It’s abundantly clear that the COVID-19 pandemic and economic downturn isn’t hitting all groups equally, with job losses more concentrated among groups like Māori, young people, and women. Infometrics analysis has also determined that many who are facing job losses are likely to be renters.
Infometrics analysis of Census 2018 data examined employment and homeownership, and points towards the fact that those in vulnerable industries are less likely to own their own house than the average. For example, just over 70% of all accommodation and food service workers in 2018 were renting.

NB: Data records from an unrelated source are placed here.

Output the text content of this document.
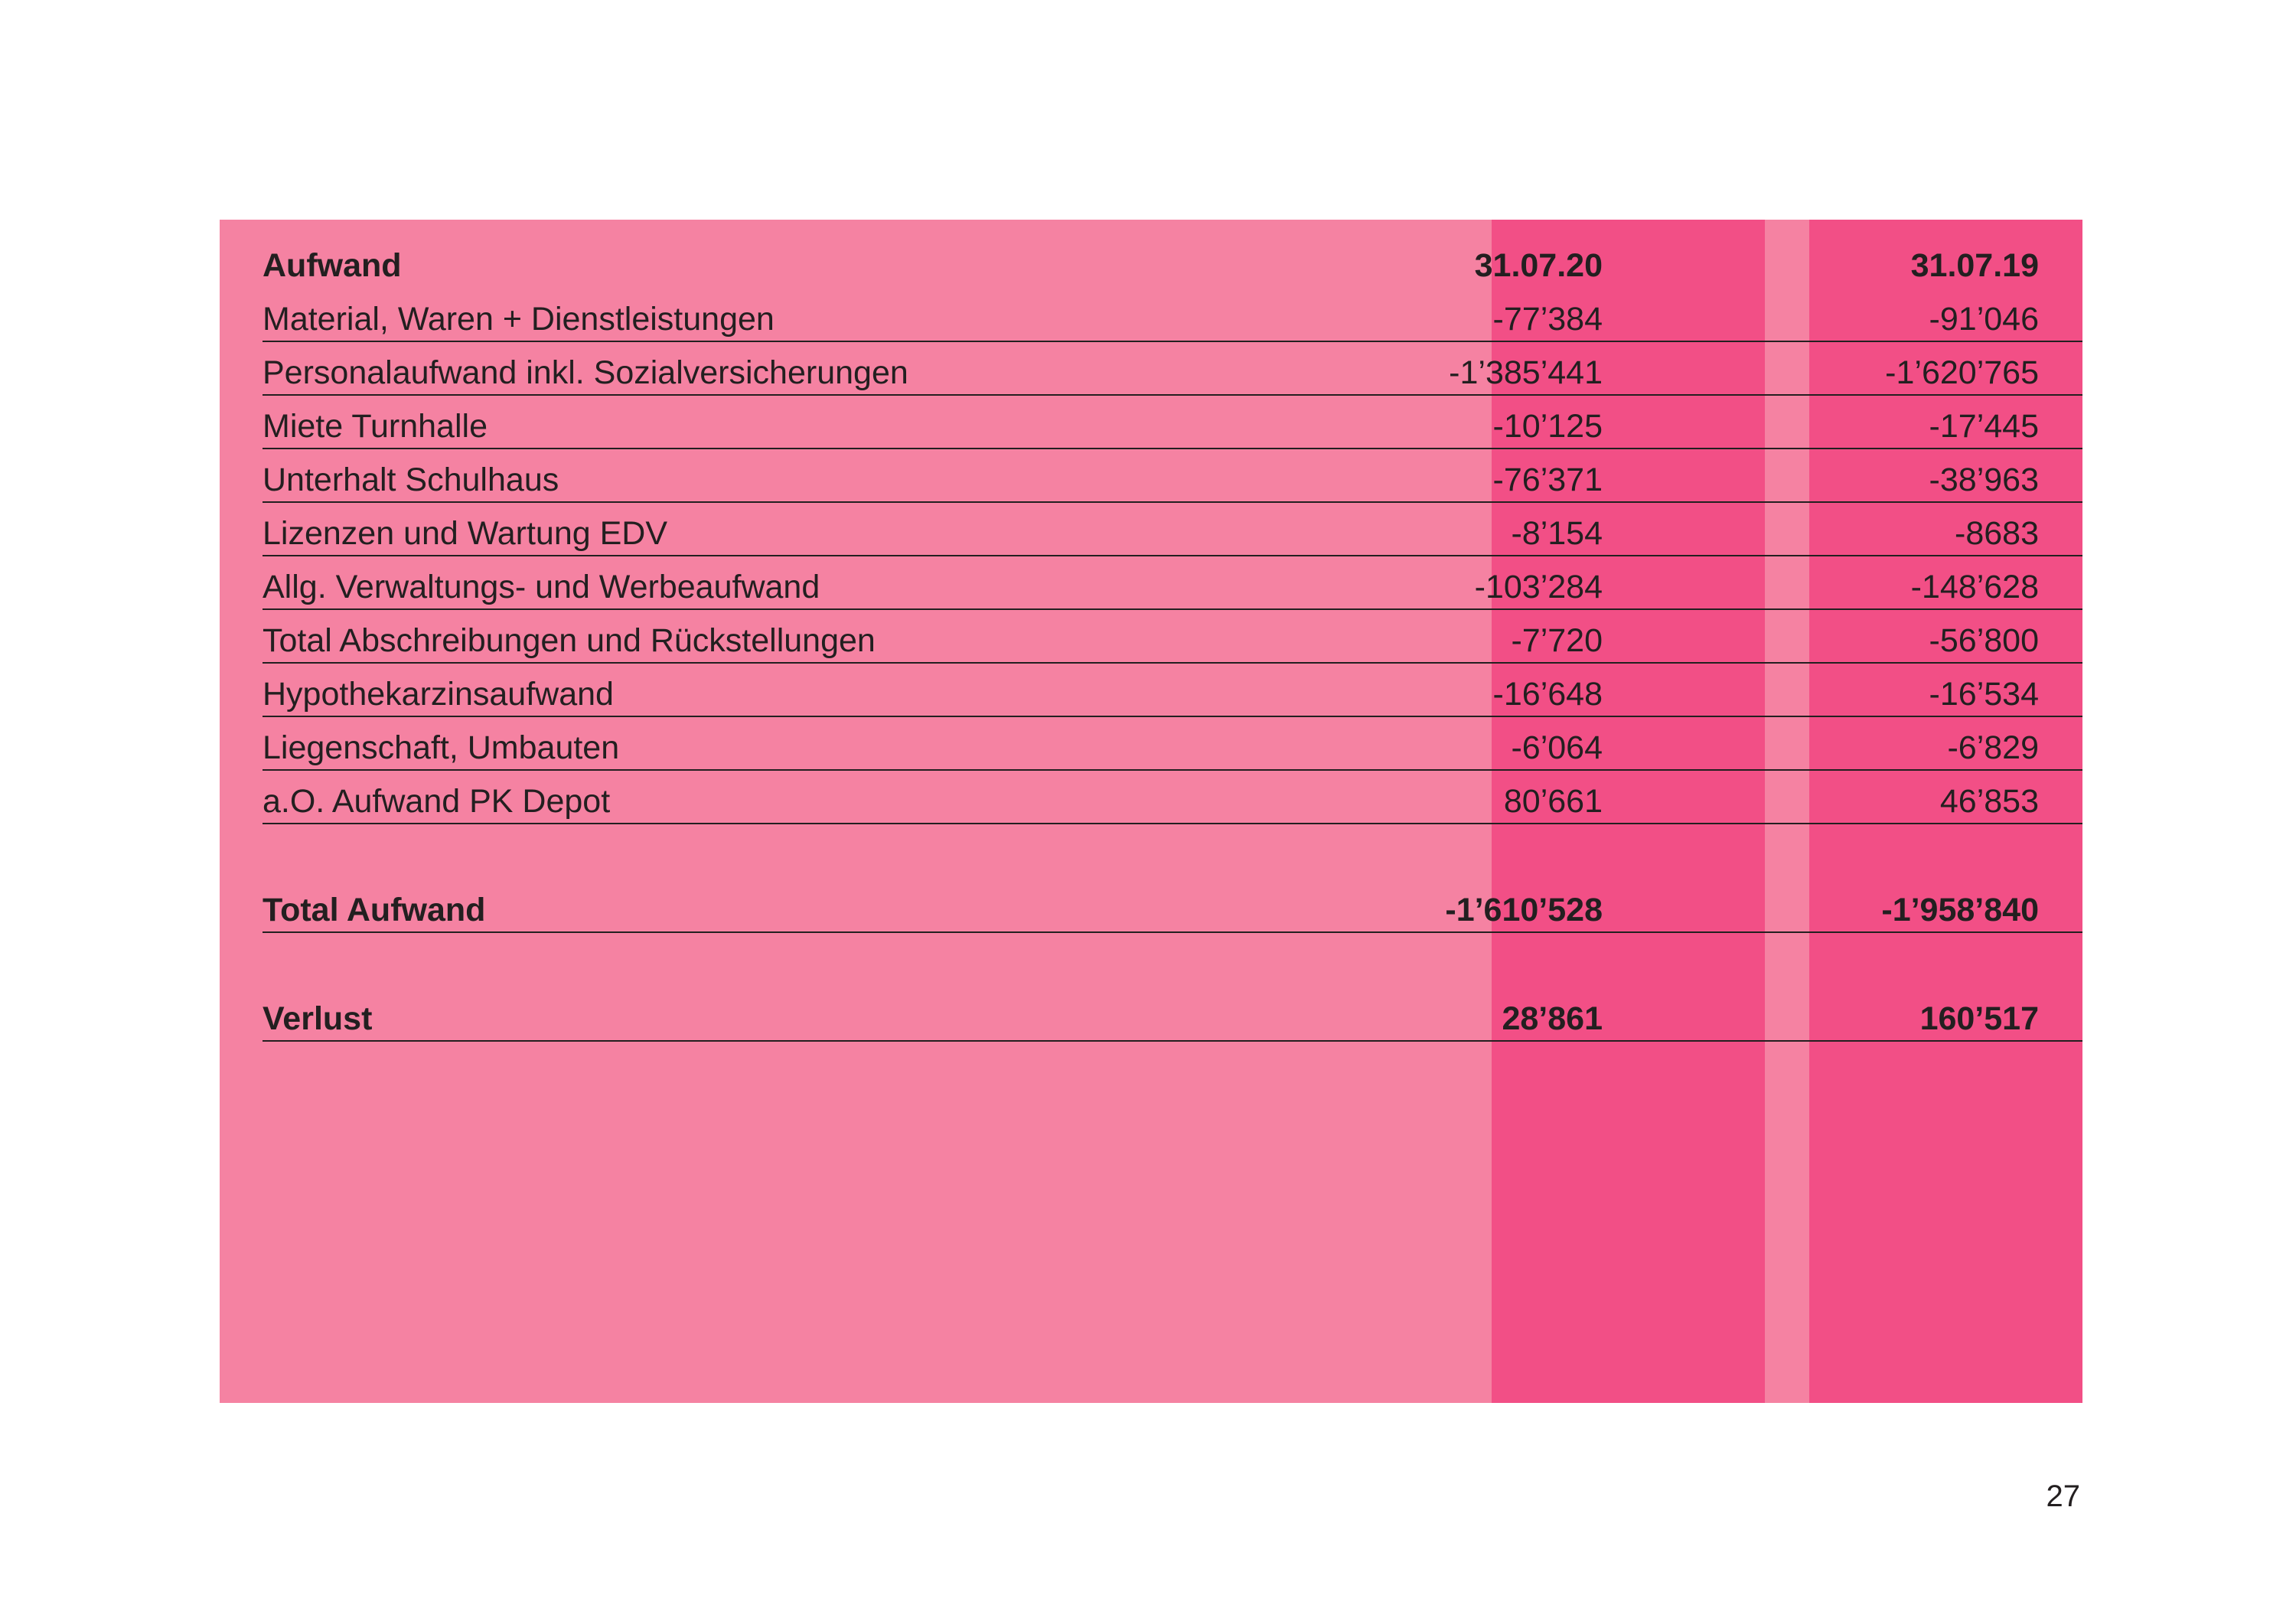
Aufwand	31.07.20	31.07.19
Material, Waren + Dienstleistungen	-77’384	-91’046
Personalaufwand inkl. Sozialversicherungen	-1’385’441	-1’620’765
Miete Turnhalle	-10’125	-17’445
Unterhalt Schulhaus	-76’371	-38’963
Lizenzen und Wartung EDV	-8’154	-8683
Allg. Verwaltungs- und Werbeaufwand	-103’284	-148’628
Total Abschreibungen und Rückstellungen	-7’720	-56’800
Hypothekarzinsaufwand	-16’648	-16’534
Liegenschaft, Umbauten	-6’064	-6’829
a.O. Aufwand PK Depot	80’661	46’853
Total Aufwand	-1’610’528	-1’958’840
Verlust	28’861	160’517
27
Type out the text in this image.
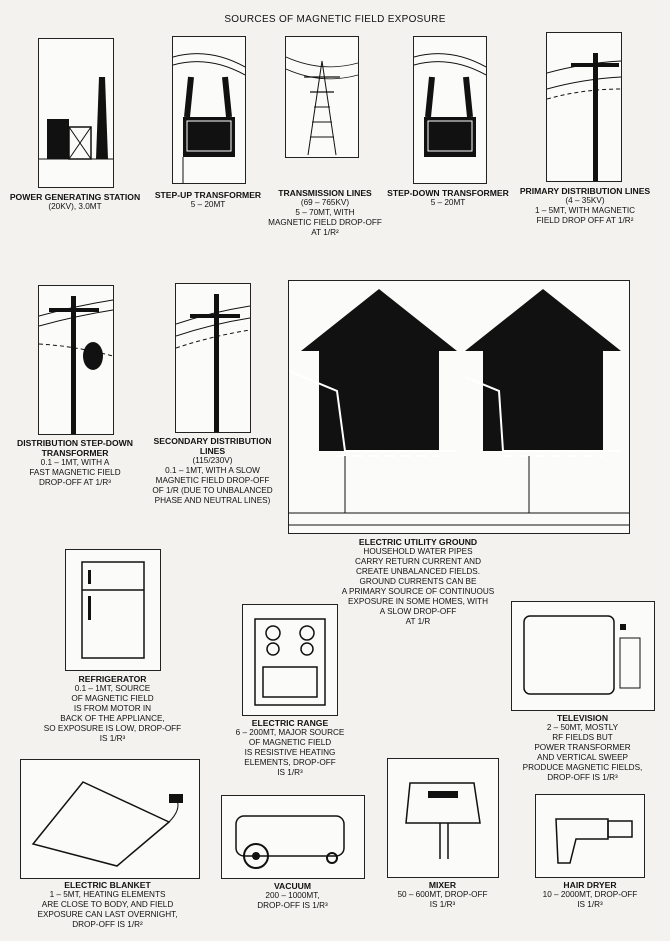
SOURCES OF MAGNETIC FIELD EXPOSURE
POWER GENERATING STATION
(20KV), 3.0MT
STEP-UP TRANSFORMER
5 – 20ΜT
TRANSMISSION LINES
(69 – 765KV)
5 – 70ΜT, WITH
MAGNETIC FIELD DROP-OFF
AT 1/R²
STEP-DOWN TRANSFORMER
5 – 20ΜT
PRIMARY DISTRIBUTION LINES
(4 – 35KV)
1 – 5ΜT, WITH MAGNETIC
FIELD DROP OFF AT 1/R²
DISTRIBUTION STEP-DOWN TRANSFORMER
0.1 – 1ΜT, WITH A
FAST MAGNETIC FIELD
DROP-OFF AT 1/R³
SECONDARY DISTRIBUTION LINES
(115/230V)
0.1 – 1ΜT, WITH A SLOW
MAGNETIC FIELD DROP-OFF
OF 1/R (DUE TO UNBALANCED
PHASE AND NEUTRAL LINES)
ELECTRIC UTILITY GROUND
HOUSEHOLD WATER PIPES
CARRY RETURN CURRENT AND
CREATE UNBALANCED FIELDS.
GROUND CURRENTS CAN BE
A PRIMARY SOURCE OF CONTINUOUS
EXPOSURE IN SOME HOMES, WITH
A SLOW DROP-OFF
AT 1/R
REFRIGERATOR
0.1 – 1ΜT, SOURCE
OF MAGNETIC FIELD
IS FROM MOTOR IN
BACK OF THE APPLIANCE,
SO EXPOSURE IS LOW, DROP-OFF
IS 1/R³
ELECTRIC RANGE
6 – 200ΜT, MAJOR SOURCE
OF MAGNETIC FIELD
IS RESISTIVE HEATING
ELEMENTS, DROP-OFF
IS 1/R³
TELEVISION
2 – 50ΜT, MOSTLY
RF FIELDS BUT
POWER TRANSFORMER
AND VERTICAL SWEEP
PRODUCE MAGNETIC FIELDS,
DROP-OFF IS 1/R³
ELECTRIC BLANKET
1 – 5ΜT, HEATING ELEMENTS
ARE CLOSE TO BODY, AND FIELD
EXPOSURE CAN LAST OVERNIGHT,
DROP-OFF IS 1/R²
VACUUM
200 – 1000ΜT,
DROP-OFF IS 1/R³
MIXER
50 – 600ΜT, DROP-OFF
IS 1/R³
HAIR DRYER
10 – 2000ΜT, DROP-OFF
IS 1/R³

With some of the sectors with the highest concentration of renters expected to be most affected by the current economic downturn, the more immediate impact of unemployment is set to be felt by renters faster than homeowners. Alongside accommodation and food services, a range of other industries exposed to the downturn also have higher renting rates, including retail trade (57% renting), administrative and support services (54%), and arts and recreation services (54%).
This analysis suggests that, as job losses mount, and as the available rental stock increases (as Airbnb properties enter the long-term rental market), residential rents are likely to come under downwards pressure. Market rents have already shown signs of softening, (although they’re still rising, but at a slower pace), even as the housing market continues to see even greater heat in prices.
Understanding differences like this is important both to analyse how to design support for those groups, but also to determine how the different impacts will influence the wider economy.